|
photo: Elizabeth Flenniken |
Kathleen Flenniken won the Washington State Book Award for her poetry collection Plume. Her first book, Famous, won the Prairie Schooner Book Prize in Poetry and was named a Notable Book by the American Library Association. Flenniken's other awards include a Pushcart Prize and fellowships from the National Endowment for the Arts and Artist Trust. She served as Washington State Poet Laureate from 2012 to 2014. Her third collection, Post Romantic, is available now from the University of Washington Press.
On your nightstand now:
Bury My Heart at Chuck E. Cheese's by Tiffany Midge (University of Nebraska Press). I've been a fan of Tiffany's poems, now here are her witty and thoughtful essays on American culture and a Native American life. It was a finalist for the 2020 Washington State Book Award.

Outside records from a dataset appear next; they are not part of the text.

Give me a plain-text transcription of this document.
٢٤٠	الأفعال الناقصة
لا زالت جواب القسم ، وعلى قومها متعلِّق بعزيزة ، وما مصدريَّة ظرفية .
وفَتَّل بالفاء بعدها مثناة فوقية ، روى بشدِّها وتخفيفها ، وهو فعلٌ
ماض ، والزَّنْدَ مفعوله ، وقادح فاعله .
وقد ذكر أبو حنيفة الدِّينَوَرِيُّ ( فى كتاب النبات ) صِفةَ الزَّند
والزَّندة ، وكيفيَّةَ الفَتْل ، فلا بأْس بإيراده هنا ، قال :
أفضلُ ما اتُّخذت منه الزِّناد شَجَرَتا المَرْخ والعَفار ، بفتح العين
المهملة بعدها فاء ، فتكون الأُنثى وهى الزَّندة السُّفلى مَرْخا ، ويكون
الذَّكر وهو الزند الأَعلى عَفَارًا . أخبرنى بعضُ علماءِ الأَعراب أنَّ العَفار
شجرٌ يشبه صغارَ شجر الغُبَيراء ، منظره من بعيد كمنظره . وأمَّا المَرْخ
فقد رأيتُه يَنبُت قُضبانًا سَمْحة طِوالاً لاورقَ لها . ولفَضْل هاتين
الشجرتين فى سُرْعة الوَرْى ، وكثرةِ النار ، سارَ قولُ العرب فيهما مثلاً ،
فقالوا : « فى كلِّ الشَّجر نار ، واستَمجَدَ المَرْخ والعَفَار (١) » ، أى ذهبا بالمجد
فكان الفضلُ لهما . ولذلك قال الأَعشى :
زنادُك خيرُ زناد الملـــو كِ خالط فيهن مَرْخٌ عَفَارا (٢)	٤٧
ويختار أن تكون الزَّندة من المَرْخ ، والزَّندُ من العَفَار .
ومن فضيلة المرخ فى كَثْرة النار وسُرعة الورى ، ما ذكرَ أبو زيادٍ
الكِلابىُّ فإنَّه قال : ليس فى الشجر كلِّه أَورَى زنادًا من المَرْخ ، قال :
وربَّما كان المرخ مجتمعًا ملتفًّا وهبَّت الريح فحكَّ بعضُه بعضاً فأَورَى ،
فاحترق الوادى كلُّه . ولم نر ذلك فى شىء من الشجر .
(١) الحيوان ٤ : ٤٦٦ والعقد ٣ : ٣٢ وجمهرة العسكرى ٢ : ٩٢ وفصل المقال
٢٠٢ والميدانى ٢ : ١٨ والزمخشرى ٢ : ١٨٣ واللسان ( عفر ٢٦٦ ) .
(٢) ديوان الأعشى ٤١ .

Favorite book when you were a child:
The Blue Fairy Book and The Yellow Fairy Book, edited by Andrew Lang. I learned some unfortunate tropes about love that will take a couple of lifetimes to undo.
Your top five authors:
This is impossible.
Jane Austen
Elizabeth Bishop
Richard Ford
Denis Johnson
George Saunders
I was only able to deal with this question by pretty much leaving out poets. I absolutely could not choose my top five poets.

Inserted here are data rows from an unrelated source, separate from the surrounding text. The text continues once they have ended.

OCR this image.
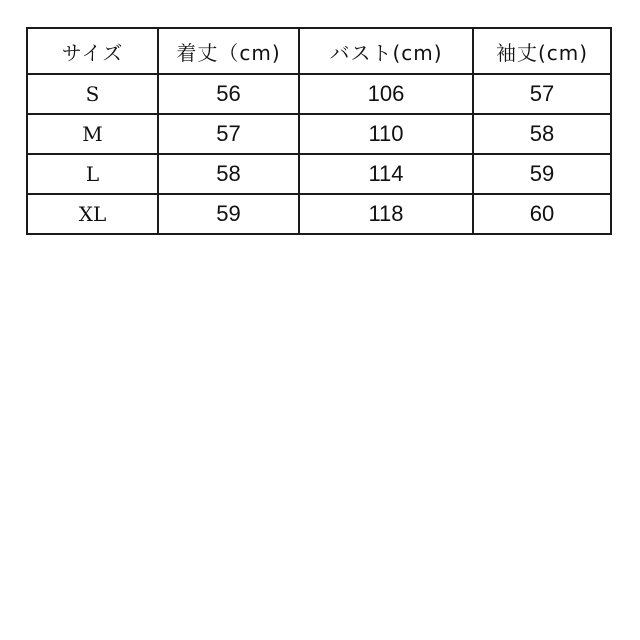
サイズ	着丈（cm)	バスト(cm)	袖丈(cm)
S	56	106	57
M	57	110	58
L	58	114	59
XL	59	118	60
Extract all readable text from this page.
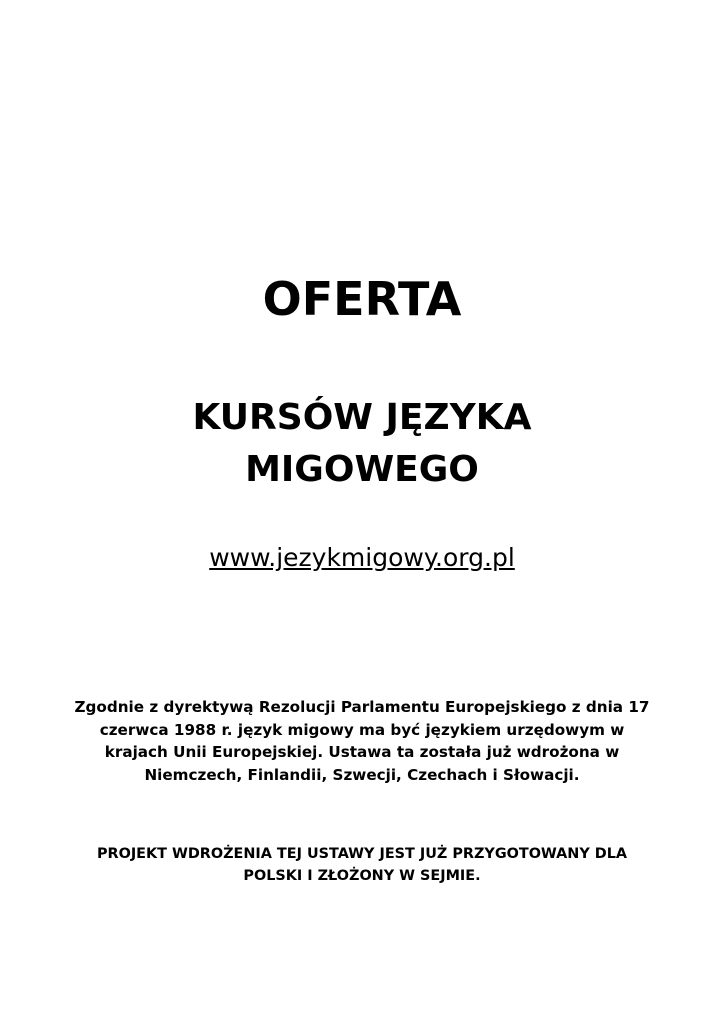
OFERTA
KURSÓW JĘZYKA
MIGOWEGO
www.jezykmigowy.org.pl
Zgodnie z dyrektywą Rezolucji Parlamentu Europejskiego z dnia 17
czerwca 1988 r. język migowy ma być językiem urzędowym w
krajach Unii Europejskiej. Ustawa ta została już wdrożona w
Niemczech, Finlandii, Szwecji, Czechach i Słowacji.
PROJEKT WDROŻENIA TEJ USTAWY JEST JUŻ PRZYGOTOWANY DLA
POLSKI I ZŁOŻONY W SEJMIE.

Book you've faked reading:
It's not that I actively lied about reading books, but before I started writing (in my 30s) and reading became my master class, I used to be quite gifted at picking up on reviews and what other people said about books I hadn't read and then adding in my own two cents (oh I had opinions). But Dante's Inferno.
Book you're an evangelist for:
The Selected Letters of Marianne Moore. I learned I love reading letters. Moore is authentically odd for her time (she refers to herself as "rat" and third-person "he") and brilliant, and her letters serve as a guide to the poets of the early and mid-20th century.
Book you've bought for the cover:
Can I please substitute a record album? Because I have an immediate won't-ever-forget-it answer: Tom Waits, Rain Dogs. I didn't know what Tom Waits sounded like when I bought it. That was a surprise.
Book you hid from your parents:
The Happy Hooker.
Book that changed your life:
Or if not changed, deepened? Duino Elegies by Rainer Maria Rilke. It's hard to change in one's 50s, hard to be changed by a book, so the mark Duino Elegies left on me is all the more remarkable. It became my lodestar for probably a year. I read Gary Miranda's translation first (from wonderful Tavern Books). It's a brilliant companion to translations by Stephen Mitchell and Edward Snow. Many of the poems in Post Romantic were written in conversation with Duino Elegies, sometimes explicitly.
Favorite line from a book:
Currently it's a line from Duino Elegies that serves as the epigraph for Post Romantic:
"Isn't it time/ that our loving freed us from the one we love?" The layers in it!
Five books you'll never part with:
My dad's Collegiate Webster's Dictionary, 5th edition, with a "Vocabulary of Rhymes" and "Pronouncing Gazetteer." It was my steady homework companion when I was growing up and helped spark my interest in words.
My dad's copy of The Bog People by P.V. Glob, with glossy photos of thousands-year-old dead people, still with hair and skin, forehead wrinkles and fingernails. It was an object of fascination and the punchline of many family jokes and games.
Folklore and Fable: Aesop, Grimm, and Andersen, which is No. 17 from "The Five-Foot Shelf of Harvard Classics." It got me through many hours of adolescent boredom and ingratitude at my uncle's ranch.
The cookbook that my mother and dad compiled of their favorite recipes, and the memories that go with them, one copy for each of their children. Mother hoped it would get splattered and stained with years of cooking and family life, and it has.
The Book, a gorgeous letterpress handbound anthology created by the late Julius Friedman and edited by Dianne Aprile. It's a work of art.
Obviously, these are all dear to me as physical objects, not just writings. They're portals to my past. I can buy replacements for most favorite books.
Book you most want to read again for the first time:
Flying Blind by Sharon Bryan (Sarabande). I still remember finding this beautiful book of poems in a used bookstore, and discovering its smart, heady, soulful voice and mysterious avoidance of the "I." As proof of the book's impact, I later wrote to Sharon, a stranger, and asked her to be my poetry mentor, and she agreed. Now she's my dear friend.
Book for this time and this world:
Some of our problems are new, but some, sadly, don't change. The books I go to for answers are changing. I'm learning from and moved by Audre Lorde's Collected Poems, and grateful for her fire and wisdom across the years.